Depois de anunciar a renúncia de Pedro Parente da presidência da Petrobras com o mercado aberto, provocando até interrupção na negociação das ações da estatal, seu substituto – ao menos temporário – só foi anunciado depois que a bolsa fechou. O resultado foi uma queda de quase 15% nas ações da empresa, com a bolsa fechando no positivo, em 0,63%. Caso tivesse sido comunicada antes, a substituição de Parente por Ivan de Souza Monteiro, atual diretor financeiro e de relações com o mercado da Petrobras, poderia até se suavizado o tombo.
Monteiro foi anunciado como presidente interino, para que a estatal não fosse obrigada a passar um final de semana acéfala em um momento de grave crise para a empresa e o país. Mas a substituição definitiva não deve fugir muito desse figurino.
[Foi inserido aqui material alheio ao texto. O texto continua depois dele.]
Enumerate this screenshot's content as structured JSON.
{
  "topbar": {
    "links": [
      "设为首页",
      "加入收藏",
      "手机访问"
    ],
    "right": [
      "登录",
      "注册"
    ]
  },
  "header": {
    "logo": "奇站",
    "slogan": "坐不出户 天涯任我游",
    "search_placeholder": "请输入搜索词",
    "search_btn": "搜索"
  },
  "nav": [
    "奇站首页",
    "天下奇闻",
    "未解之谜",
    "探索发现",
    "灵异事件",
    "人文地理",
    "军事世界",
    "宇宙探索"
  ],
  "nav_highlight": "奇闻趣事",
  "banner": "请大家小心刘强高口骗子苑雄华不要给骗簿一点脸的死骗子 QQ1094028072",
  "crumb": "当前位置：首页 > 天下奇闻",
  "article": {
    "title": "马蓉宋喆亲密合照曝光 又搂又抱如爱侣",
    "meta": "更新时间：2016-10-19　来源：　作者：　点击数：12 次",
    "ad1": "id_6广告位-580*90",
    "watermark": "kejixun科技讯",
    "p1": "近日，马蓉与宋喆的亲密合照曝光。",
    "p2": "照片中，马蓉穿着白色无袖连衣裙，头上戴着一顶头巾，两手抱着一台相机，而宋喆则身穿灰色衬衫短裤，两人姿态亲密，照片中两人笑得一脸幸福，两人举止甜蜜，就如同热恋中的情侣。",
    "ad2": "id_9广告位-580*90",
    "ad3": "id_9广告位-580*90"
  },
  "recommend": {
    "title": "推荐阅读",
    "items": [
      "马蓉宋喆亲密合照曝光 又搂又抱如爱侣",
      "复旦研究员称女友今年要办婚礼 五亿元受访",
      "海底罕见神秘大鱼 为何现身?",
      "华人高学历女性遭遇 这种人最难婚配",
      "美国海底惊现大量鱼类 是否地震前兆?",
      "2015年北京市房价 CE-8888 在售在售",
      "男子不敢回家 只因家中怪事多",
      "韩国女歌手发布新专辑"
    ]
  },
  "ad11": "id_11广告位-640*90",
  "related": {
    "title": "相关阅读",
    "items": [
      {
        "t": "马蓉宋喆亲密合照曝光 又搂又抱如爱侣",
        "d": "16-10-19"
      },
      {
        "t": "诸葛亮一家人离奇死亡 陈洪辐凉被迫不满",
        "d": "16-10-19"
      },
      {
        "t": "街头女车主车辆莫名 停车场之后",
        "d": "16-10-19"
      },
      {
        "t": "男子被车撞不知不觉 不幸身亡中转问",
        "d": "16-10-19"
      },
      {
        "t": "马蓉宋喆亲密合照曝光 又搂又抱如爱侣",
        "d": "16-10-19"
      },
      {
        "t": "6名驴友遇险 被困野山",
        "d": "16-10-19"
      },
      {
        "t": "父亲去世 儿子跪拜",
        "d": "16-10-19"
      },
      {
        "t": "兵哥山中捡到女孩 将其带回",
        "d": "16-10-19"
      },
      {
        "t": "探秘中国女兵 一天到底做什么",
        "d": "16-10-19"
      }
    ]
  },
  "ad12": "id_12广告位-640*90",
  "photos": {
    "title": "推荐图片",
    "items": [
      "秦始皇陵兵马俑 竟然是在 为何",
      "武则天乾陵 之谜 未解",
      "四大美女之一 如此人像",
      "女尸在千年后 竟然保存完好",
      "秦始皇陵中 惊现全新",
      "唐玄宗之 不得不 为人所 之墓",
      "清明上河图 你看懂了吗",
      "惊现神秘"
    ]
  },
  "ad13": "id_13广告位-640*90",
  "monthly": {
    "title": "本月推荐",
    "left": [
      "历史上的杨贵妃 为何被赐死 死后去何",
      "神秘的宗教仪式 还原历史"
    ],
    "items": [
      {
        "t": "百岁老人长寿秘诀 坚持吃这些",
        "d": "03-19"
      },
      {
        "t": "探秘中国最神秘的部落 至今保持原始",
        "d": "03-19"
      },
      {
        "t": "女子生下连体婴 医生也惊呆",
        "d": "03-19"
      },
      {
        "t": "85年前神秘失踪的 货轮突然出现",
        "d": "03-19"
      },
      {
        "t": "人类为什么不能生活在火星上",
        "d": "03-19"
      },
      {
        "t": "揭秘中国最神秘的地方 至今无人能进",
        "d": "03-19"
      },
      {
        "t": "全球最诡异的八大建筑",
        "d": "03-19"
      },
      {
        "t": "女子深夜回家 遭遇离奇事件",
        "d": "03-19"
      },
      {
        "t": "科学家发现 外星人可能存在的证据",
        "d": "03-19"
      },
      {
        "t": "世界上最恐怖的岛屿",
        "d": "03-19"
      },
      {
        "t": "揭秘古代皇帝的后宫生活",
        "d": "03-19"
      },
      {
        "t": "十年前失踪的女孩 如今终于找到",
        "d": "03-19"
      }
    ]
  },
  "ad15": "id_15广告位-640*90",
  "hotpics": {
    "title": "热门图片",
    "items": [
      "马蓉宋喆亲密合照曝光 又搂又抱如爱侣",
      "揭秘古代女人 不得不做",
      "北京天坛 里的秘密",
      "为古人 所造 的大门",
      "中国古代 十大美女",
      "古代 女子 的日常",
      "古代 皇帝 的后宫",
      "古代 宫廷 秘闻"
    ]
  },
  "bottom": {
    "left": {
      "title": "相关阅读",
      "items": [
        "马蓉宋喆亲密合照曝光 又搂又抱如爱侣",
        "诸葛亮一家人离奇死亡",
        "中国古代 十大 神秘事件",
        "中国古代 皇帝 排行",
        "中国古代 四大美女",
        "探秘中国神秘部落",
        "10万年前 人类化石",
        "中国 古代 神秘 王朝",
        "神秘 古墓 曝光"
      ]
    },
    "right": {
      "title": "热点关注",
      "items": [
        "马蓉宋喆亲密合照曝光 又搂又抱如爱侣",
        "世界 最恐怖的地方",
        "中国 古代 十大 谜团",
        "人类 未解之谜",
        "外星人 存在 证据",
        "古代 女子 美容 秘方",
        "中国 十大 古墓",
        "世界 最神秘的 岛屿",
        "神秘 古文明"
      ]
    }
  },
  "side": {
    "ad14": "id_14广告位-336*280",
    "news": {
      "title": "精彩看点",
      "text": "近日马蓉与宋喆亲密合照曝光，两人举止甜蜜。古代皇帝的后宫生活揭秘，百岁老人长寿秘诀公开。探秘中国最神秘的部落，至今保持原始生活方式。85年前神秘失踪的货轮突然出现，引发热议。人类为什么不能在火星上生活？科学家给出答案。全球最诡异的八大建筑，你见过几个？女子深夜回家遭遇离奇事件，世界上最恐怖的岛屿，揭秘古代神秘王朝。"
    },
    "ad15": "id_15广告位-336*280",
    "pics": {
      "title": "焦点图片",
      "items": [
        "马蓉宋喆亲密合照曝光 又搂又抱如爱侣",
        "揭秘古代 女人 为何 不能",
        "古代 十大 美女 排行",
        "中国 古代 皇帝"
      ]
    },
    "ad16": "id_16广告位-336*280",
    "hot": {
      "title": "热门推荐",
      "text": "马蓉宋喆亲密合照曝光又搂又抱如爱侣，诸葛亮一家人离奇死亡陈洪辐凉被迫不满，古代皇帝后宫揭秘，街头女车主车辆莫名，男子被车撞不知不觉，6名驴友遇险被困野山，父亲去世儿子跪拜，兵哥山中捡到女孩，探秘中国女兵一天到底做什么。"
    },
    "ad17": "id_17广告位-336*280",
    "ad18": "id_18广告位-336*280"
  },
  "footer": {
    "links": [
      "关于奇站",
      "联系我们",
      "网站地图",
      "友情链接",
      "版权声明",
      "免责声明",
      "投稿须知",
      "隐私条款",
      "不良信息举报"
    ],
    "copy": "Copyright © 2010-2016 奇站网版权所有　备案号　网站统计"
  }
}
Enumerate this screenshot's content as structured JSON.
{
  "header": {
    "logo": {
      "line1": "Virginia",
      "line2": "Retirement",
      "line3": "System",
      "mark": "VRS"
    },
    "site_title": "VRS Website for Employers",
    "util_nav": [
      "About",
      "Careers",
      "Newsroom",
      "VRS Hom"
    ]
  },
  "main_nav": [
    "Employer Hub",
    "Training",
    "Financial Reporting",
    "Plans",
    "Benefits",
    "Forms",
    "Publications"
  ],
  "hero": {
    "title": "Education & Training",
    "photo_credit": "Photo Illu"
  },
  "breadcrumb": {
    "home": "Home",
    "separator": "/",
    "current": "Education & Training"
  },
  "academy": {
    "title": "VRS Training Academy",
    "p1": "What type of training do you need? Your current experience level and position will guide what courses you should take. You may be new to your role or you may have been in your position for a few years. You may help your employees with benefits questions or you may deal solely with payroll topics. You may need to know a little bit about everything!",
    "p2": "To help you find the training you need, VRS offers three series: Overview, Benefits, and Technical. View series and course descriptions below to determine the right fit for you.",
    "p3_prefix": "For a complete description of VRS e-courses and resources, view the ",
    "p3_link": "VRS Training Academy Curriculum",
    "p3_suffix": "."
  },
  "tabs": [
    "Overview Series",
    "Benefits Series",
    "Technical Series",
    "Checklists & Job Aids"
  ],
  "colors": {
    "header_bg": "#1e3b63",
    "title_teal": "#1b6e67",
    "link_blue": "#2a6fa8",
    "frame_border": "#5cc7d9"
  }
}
Se o diretor financeiro não ficar no cargo – havia informações de que declinaria dessa responsabilidade –, a principal cadeira da direção ainda pode ficar com a colega de exploração e produção, Solange da Silva Guedes.
Apesar de o mercado fazer clara distinção entre os dois perfis, Monteiro chegou à Petrobras pelas mãos de Aldemir Bendine, que chegou a ser preso no âmbito da Operação Lava-Jato. Era um dos executivos do Banco do Brasil que Bendine, ao trocar a instituição financeira pela Petrobras a convite da ex- presidente Dilma Rousseff, levou para a estatal. Isso não quer dizer que o executivo vá aplicar na gestão as orientações da época, mas será preciso gastar um pouco mais de latim para explicar ao grande público as diferenças entre Monteiro e Bendine.
Um dos motivos para a "solução interna" é a dificuldade de atrair, nesse momento, grandes executivos para a presidência da Petrobras. Mais de um candidato potencial consultado pela coluna comentou, ao receber consulta informal sobre o interesse no cargo: "No governo Temer? Nem pensar", com poucas variações.